Читаем «Утц» и другие истории из мира искусств полностью

Маркс предупреждал об иллюзиях абстрактной мысли, а Ленин, вероятно, думал то же об абстрактном искусстве. Поначалу он считал его безвредным, но потом на место терпимости пришло раздражение. Ему не нравились уличные памятники, при виде которых у зрителей, силившихся понять их смысл, захватывало дух. Когда же группа художников «отменила» деревья – пережитки капитализма в Александровском саду под стенами Кремля, раскрасив их в яркие несмывающиеся цвета, – Ленин с Крупской очень рассердились. В сухом документе, датированном октябрем 1920 года, Ленин писал: «Не выдумка новой пролеткультуры, а развитие лучших образцов … существующей культуры…» Достижения прошлого марксизм не отвергает.

Новые российские хозяева определенно выступали за сохранение сокровищ прошлого. Сразу после штурма Зимнего начали составлять опись его содержимого, мародеров расстреливали. Анатолий Луначарский, первый нарком просвещения при Ленине, однажды довел своих слушателей до слез, вспоминая чудеса старины в Музее Неаполя. В ноябре 1917-го он дошел до слез сам, услыхав новости о разрушении Кремля и Василия Блаженного, и подал в отставку. «Не могу я выдержать этого. Не могу я вынести этого разрушения всей красоты и традиции». Позже, два дня спустя, он вернулся на свою должность в Совнарком, узнав о том, что слухи оказались ложными.

Что до левых, они, наоборот, были охвачены иконоборческим жаром. Им плевать было на то, что творится в Кремле. Маринетти как-то назвал его «абсурдной штукой»; сгори он, они бы и бровью не повели. Малевич надеялся, что все города и деревни каждые пятьдесят лет будут уничтожаться, и говорил, что ему больше жаль сломанный шуруп, чем разрушенного Василия Блаженного. Авангардисты не рассчитывали на восстание большевиков, но стали единственной группой российских художников, его приветствовавшей. Называя себя левыми, они требовали для себя полной монополии в искусстве.

Их поведение отличалось привычной бесшабашностью и одновременно – сверхчеловеческой энергией. Лозунг Маяковского «Улицы – наши кисти, площади – наши палитры» заставил художников пойти в народ. Они украшали поезда Агитпропа, разъезжавшие по стране, устраивали массовые представления, обклеивали старые дворцы громадными плакатами, затягивали памятники царских времен полощущимся кумачом, исполняли симфонии на фабричных гудках, развивали новое книгопечатание, чтобы распространять новые идеи, утверждали, что ломают преграды между искусством и техникой, между музыкой и живописью – последнего легко добиться в стране, где цветам соответствуют звуки: новогодние колокольчики звенят красным, а один поэт назвал шум революции 1905 года лиловым[70].

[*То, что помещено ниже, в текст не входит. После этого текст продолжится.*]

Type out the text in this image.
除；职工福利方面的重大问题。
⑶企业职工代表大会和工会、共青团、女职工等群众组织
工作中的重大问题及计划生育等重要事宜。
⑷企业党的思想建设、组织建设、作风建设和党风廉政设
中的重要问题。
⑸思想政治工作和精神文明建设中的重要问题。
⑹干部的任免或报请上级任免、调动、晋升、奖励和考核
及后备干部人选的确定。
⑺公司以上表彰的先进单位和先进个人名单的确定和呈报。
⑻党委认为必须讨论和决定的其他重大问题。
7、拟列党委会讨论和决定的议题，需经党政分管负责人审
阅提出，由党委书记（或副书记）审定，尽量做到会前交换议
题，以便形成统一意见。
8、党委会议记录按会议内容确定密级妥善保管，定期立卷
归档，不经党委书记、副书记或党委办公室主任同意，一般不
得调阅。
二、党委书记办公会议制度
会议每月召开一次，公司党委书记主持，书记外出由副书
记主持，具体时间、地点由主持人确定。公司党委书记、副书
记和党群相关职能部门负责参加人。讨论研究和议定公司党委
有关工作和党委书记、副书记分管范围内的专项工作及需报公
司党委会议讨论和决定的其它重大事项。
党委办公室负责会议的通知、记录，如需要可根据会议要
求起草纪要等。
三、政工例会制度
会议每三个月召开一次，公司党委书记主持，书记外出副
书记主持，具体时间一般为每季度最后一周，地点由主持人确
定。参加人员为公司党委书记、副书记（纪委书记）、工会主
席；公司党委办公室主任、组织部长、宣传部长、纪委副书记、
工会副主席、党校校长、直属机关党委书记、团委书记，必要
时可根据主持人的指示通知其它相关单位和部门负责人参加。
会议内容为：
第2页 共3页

В идейном отношении художники друг другу противоречили. На одном конце спектра был Кандинский, уже не первый год писавший пейзажи своего внутреннего «я». Он верил в живопись как в исцеляющий ритуал, способный унять душевную боль и отлучить человека от материализма. «Живопись, – писал он, – освободит меня от моих страхов». Однако люди вроде Татлина с Родченко настаивали на том, что материализм – единственное понятие, которое стоит брать в расчет. Тем не менее все художники сходились в своей ненависти к образу. Искусство нового человека должно упразднить всякие изображения человека. Малевич, красноречивый – пусть и сумасбродный – пропагандист, метал молнии в Венеру Милосскую («не женщина, а пародия») и в «омут дряни академического искусства» с его женскими задами, порочными купидонами и застывшим наследием Греции. Он рассуждает тоном Исайи[71], говорящего об идолах, – сравнение, которое представляется мне уместным, ведь под очевидным поклонением русских человеческим образам скрывается импульс разнести их на куски. Излишества царизма последних лет народ воспринимал как открытый призыв к разрушению – это верно, однако иконоборчество в России имеет историю более долгую.

Россия – «Третий Рим», хранитель ортодоксальности, не признаваемой вероотступническим Западом, – унаследовала свое особое отношение к образу от Византии. Статуя императора или икона святого представляла собой доказательство правомерности той или иной политической или религиозной идеи. Высказывание «Кто восхищается статуей императора, тот восхищается императором» применимо к Николаю II с тем же успехом, что и к Юстиниану[72]. В авторитарных обществах образы любят – они укрепляют цепочку правления на всех уровнях иерархии. Однако абстрактное искусство с его чистыми формами и цветом, если оно выполняет серьезную, а не просто декоративную роль, сводит на нет поползновения секулярной власти, поскольку выходит за пределы этого мира в попытках постичь скрытую сущность закона, управляющего вселенной.